第3話


 レクシアの処刑から8年が経ち、セルヴィスの真の番だという女性アメリアが見つかった。


 宰相主導のもとに行われた厳しいチェックでも、不備は見つからなかったというお墨付きの「番」だ。


 番を示す赤い痣は成長とともに鮮明になる。

 一般的には、それを神殿に行って登録することで、神官が痣の照合を行い番が判明するという仕組みとなっている。


 アメリアが番だと分かったのも、事前に登録されていたセルヴィスの痣と合致したからであった。


 今年で17歳になったアメリアはエルランド王国の侯爵令嬢だったが、例の騒動があった時分はまだ幼く番の反応も殆どなかった為、神殿へ登録に行くことも無かった。


 皮肉にも、セルヴィスとアメリアが一回り以上も年が離れていた為にあのような事件が起こったともいえた。


 二人がもっと近しい年齢で生まれていれば、不要な悲劇は訪れないはずだった。


 ◇


 件の騒動の為に、婚期が遅れていたセルヴィスに配慮して婚約期間は短縮され、すぐに婚姻が進められることとなった。


 結婚式当日、セルヴィスの髪と瞳の色を思わせる金と翡翠色を基調としたドレスを纏ったアメリアは光り輝くようだった。


 対となるようにアメリアの色である黒と銀を纏ったセルヴィス、二人の姿はまるで一対の美しい人形のようで招待客たちは思わずため息をついた。



 アメリアがセルヴィスを見つめる目はとても優し気で慈愛に満ちていた。


 そこに、恋焦がれるような熱も加わって、端から彼女を見ている者の方が赤面してしまいそうな程に美しく神々しかった。
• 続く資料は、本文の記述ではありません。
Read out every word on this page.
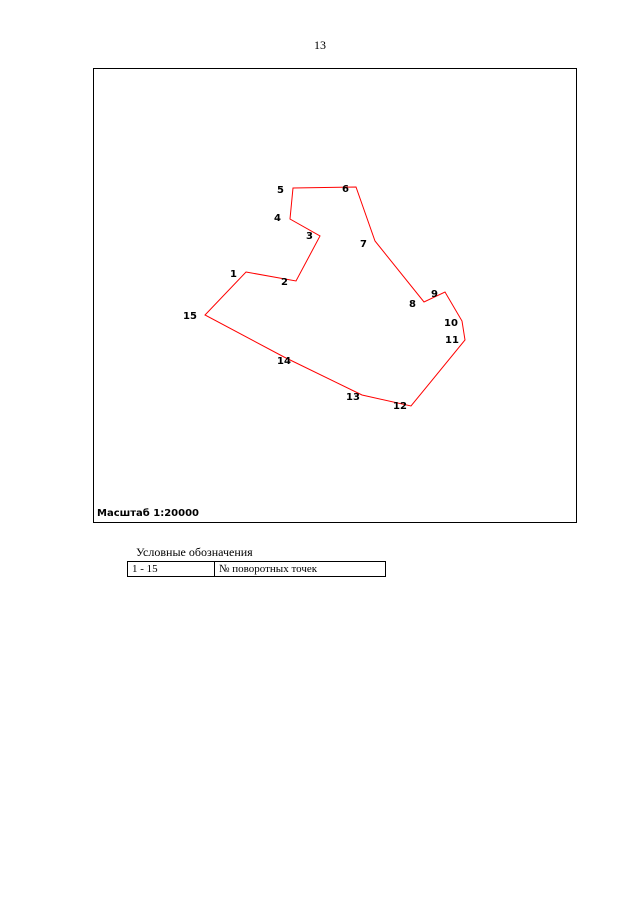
13
1
2
3
4
5	6
7
8
9
10
11
12
13
14
15
Масштаб 1:20000
Условные обозначения
1 - 15	№ поворотных точек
「辛いこともありましたけれど、兄上がやっと幸せになれると思うと私も嬉しいです。あんなに素敵な方を妃に迎えられるなんて・・・少し妬けますよ」


 王弟で今は公爵の立場をとるナーヴェが、そっとセルヴィスの耳元で囁く。


「私のことばかり気にせず、早くお前も相手を見つければ良いだろう」


 そう返すセルヴィスに、ナーヴェは曖昧に微笑んだ。



 式はつつがなく進み、壇上から距離のある招待客側の席からは二人の表情を確認することはできなかったが、終始熱い視線でセルヴィスを見つめるアメリアとは対照的に、彼は一度も彼女と目を合わせる事はなかった。